Fortunately for us — we thought — housing values kept climbing and credit was cheap. It took no more than a phone call to get an interest-only home equity loan for which we probably didn’t qualify, given that I had just lost my job, and three-quarters of our income.
No matter. Our house was appraised at $400,000-plus, so it made perfect sense to refinance. Or so we thought.
About then, all those balls we’d been keeping in the air started falling on our heads. The real estate market collapsed and our $400,000-plus house became a $200,000-minus house, leaving a mortgage payment that today sucks up more than 40 percent of our take-home pay.
After six months out of work, I was offered a full-time position at Florida International University, where I had been an adjunct. And while I love teaching, it meant a $25,000 pay cut.
Ruth was laid off from her job at the Jewish school’s library. Within days, she got a social work job, but by then the economy was plunging and she was soon out of work once more. Not until mid-2011 did she find her current job working with impoverished Holocaust survivors. It’s fulfilling work, but it’s also $6,000 less a year than she had been making.
Desperate, we borrowed what we could from our life insurance policies to stay afloat, but it wasn’t enough.
Then, five months ago, the process server turned up in our driveway.
How long it will still be our driveway is hard to say.
The house is probably lost, though we continue to negotiate for a mortgage modification and have retained a lawyer.
Our credit score has plummeted and we’re contemplating bankruptcy.
We eat at home and have become expert at making soup out of leftovers. We borrow movies and books from the library instead of paying $10 for a ticket at theaters.
Thrift stores have become Ruth and the girls’ go-to haberdashers, and I’m clothed for a year with a couple of pairs of jeans and a growing collection of 50-cent, garage-sale Hawaiian shirts.

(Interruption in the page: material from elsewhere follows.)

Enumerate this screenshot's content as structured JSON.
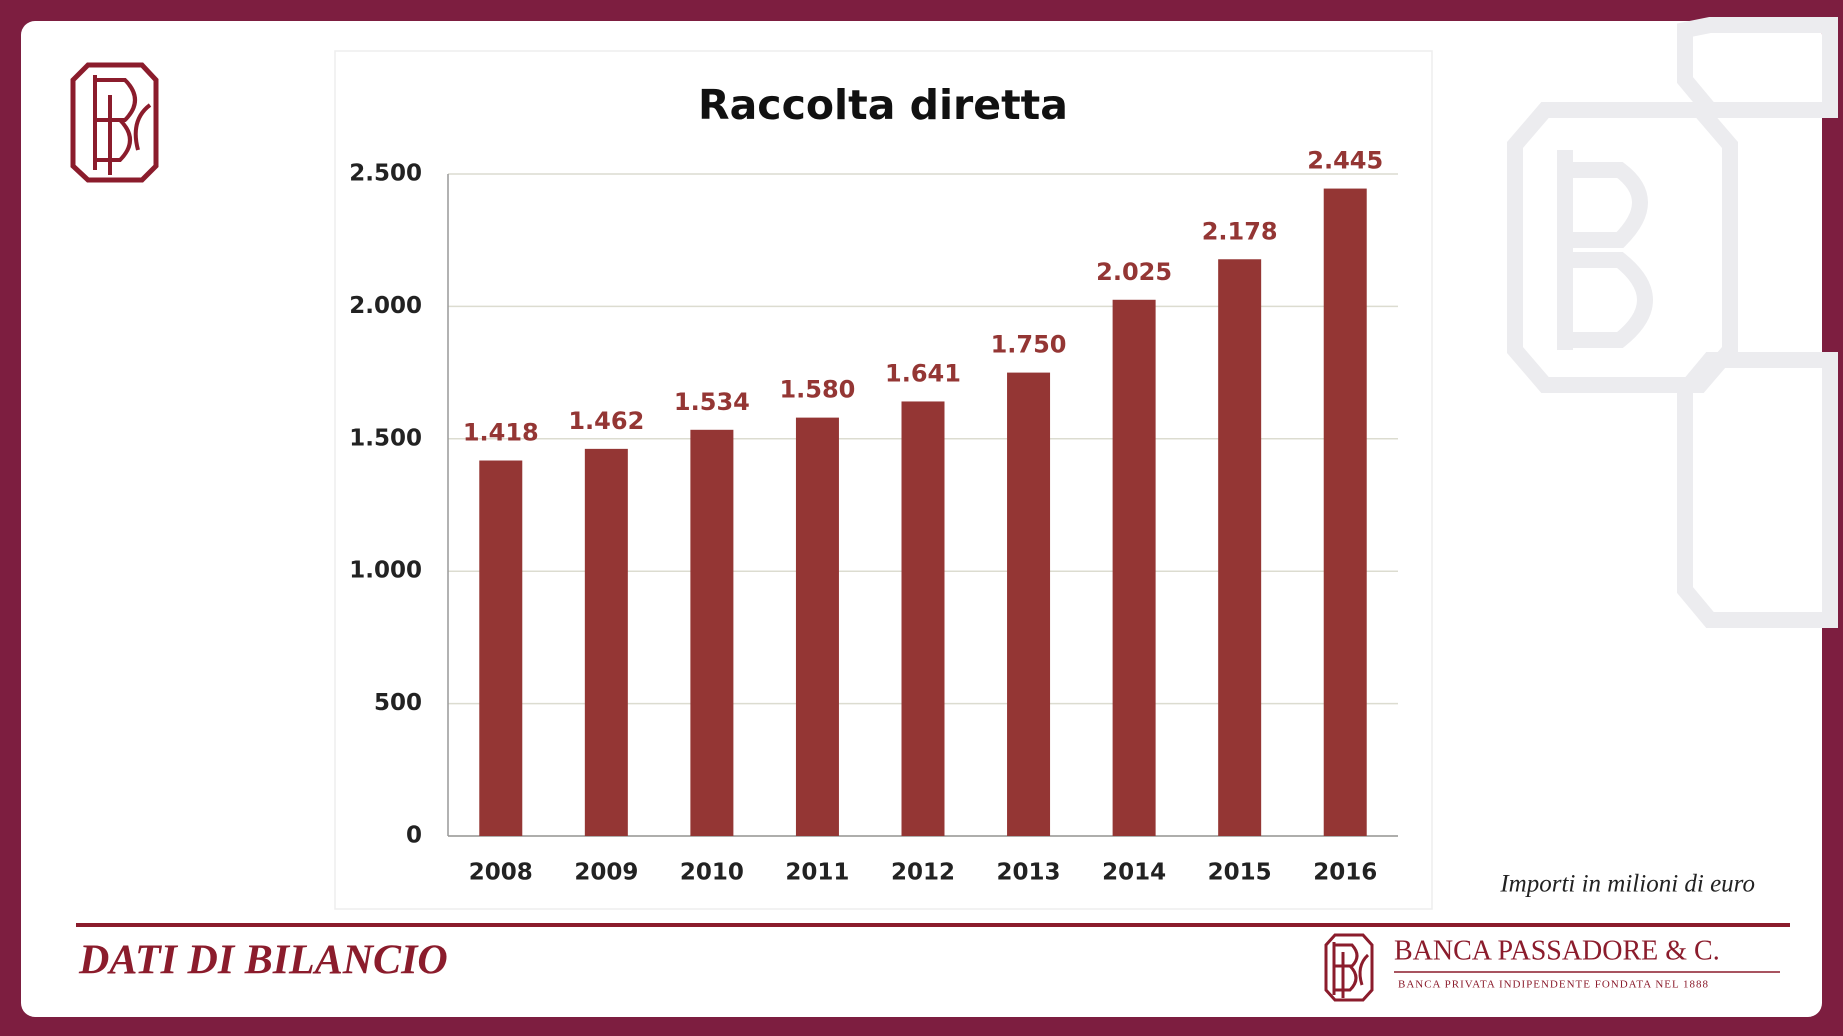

Maybe people will think we’re wrong for this, but we’ve decided to keep the girls in private school and send them to camp. If it comes down to losing the house or getting them an education we believe in, we’ve decided we’ll have to give up the house.
Our only travel is an occasional weekend, courtesy of Florida real estate companies, which delude themselves into thinking we’ll buy one of their time shares if only they offer us free accommodations and tickets to Disney World.

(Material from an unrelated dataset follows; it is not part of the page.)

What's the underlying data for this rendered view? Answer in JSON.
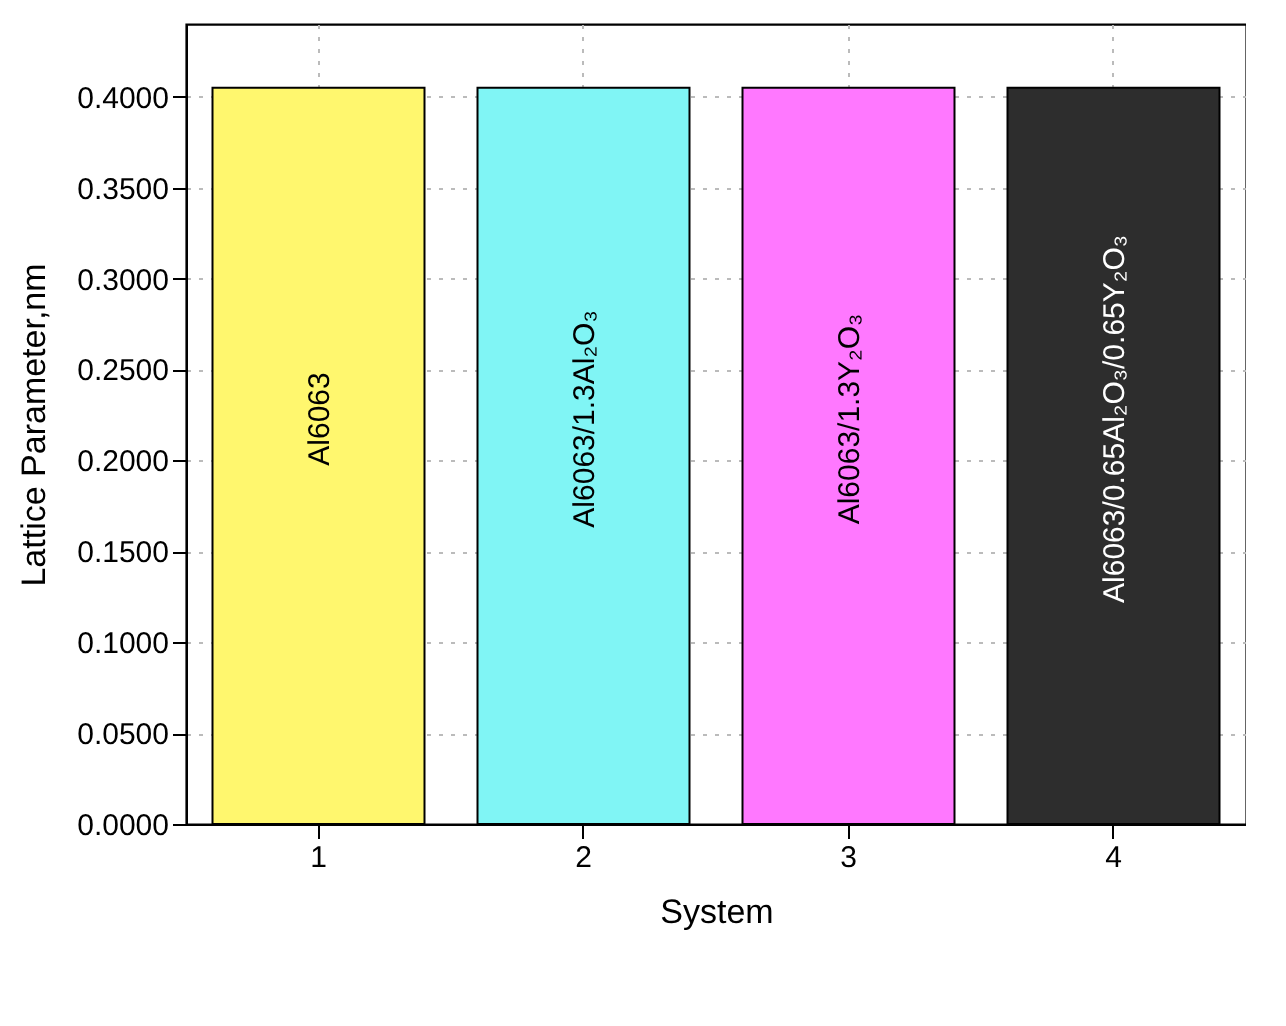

For a long while, the mood at home was dismal.
We didn’t fight, but those easy conversations between Ruth and me ceased, replaced by abrupt exchanges about who is picking up which girl, what’s for dinner and why aren’t the kids doing their homework.
For a long time we numbed our minds and cut ourselves off from each other with music, TV, computer games, books, text messages or sleep.
When things seemed as if they couldn’t get worse, the bathtub sprang a leak.
Finally, I couldn’t stand it any more.
One afternoon, something went off in my head — I think I was listening to an NPR show, but can’t even remember any more.
We can recriminate ourselves for our mistakes, but that changes nothing. We can be angry at our misfortune and take it out on one another, but that doesn’t help, either.
So, I suggested we try happiness.
It’s tough, but the four of us try every night to tell one another about something in our day that made us happy.
We make small gestures: a $4 bouquet of flowers from the drugstore; an unasked-for cup of tea; an unexpected kiss.
That’s all we can do: Shrug our shoulders. Live our lives. Try to make one another smile. And wait to see how it turns out.